The respondent and Commission ask us to administer a public admonishment for the respondent’s misconduct. In this regard, they note several mitigating factors, including the fact that no harm resulted from the respondent’s communication and the respondent’s remorse for his acts. We note also that the parties agree as an aggravating circumstance that the respondent sought to gain an unfair advantage in the litigation through his letter to the opposing party. Past violations of Prof.Cond.R. 4.2 or its predecessor have resulted in public admonishment. See, e.g., Matter of Syfert, 550 N.E.2d 1306 (Ind. 1990) (communicating with represented opposing party in legal dispute without other lawyer's knowledge and consent, and circumventing negotiations with opposing lawyer in order to pressure opposing party to settle on terms less favorable than those previously negotiated by party's lawyer); Matter of Mahoney, 437 N.E.2d 49 (Ind. 1982) (intentionally and knowingly disregarding expressed wishes of another attorney in conversing with that attorney's client on subject matter which affecting other attorney's client's vital interests violated DR 1-102(A)(5), DR 7-104(A)(1)). In light of precedent and the parties’ present agreement, we find that a public reprimand is appropriate in this case.

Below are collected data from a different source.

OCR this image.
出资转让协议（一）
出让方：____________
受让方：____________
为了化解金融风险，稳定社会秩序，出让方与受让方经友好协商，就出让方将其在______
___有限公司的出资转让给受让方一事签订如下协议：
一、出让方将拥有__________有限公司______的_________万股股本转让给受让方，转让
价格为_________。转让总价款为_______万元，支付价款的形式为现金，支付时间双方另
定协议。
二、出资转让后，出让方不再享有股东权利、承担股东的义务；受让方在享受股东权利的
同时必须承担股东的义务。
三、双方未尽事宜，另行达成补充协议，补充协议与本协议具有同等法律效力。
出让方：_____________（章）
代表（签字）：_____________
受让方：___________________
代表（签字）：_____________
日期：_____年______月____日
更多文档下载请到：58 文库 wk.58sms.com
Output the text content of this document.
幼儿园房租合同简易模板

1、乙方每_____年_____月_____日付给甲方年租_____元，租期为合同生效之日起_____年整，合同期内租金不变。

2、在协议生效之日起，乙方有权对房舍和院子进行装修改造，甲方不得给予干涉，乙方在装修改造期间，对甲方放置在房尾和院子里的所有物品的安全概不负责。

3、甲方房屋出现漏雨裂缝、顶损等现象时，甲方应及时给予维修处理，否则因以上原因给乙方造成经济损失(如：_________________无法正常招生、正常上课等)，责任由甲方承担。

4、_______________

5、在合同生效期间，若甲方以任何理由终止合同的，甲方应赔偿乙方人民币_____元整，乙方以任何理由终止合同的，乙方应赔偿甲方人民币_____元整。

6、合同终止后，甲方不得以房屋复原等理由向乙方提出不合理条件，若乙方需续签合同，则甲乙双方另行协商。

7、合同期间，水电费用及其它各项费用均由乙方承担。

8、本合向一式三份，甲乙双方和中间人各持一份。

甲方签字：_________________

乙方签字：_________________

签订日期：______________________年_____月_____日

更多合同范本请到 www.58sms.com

It is, therefore, ordered, that the respondent, Robert M. Baker, III, is hereby reprimanded and admonished for this misconduct set forth herein.
The Clerk of this Court is directed to provide notice of this order in accordance with Admis.Disc. R. 23(3)(d) and to provide the clerk of the United States Court of Appeals for the Seventh Circuit, the clerk of each of the Federal District Courts in this state, the clerk of the United States Bankruptcy Court in this state, and the hearing officer appointed to hear this matter with the last known address of respondent as reflected in the records of the Clerk.
Costs of this proceeding are assessed against respondent.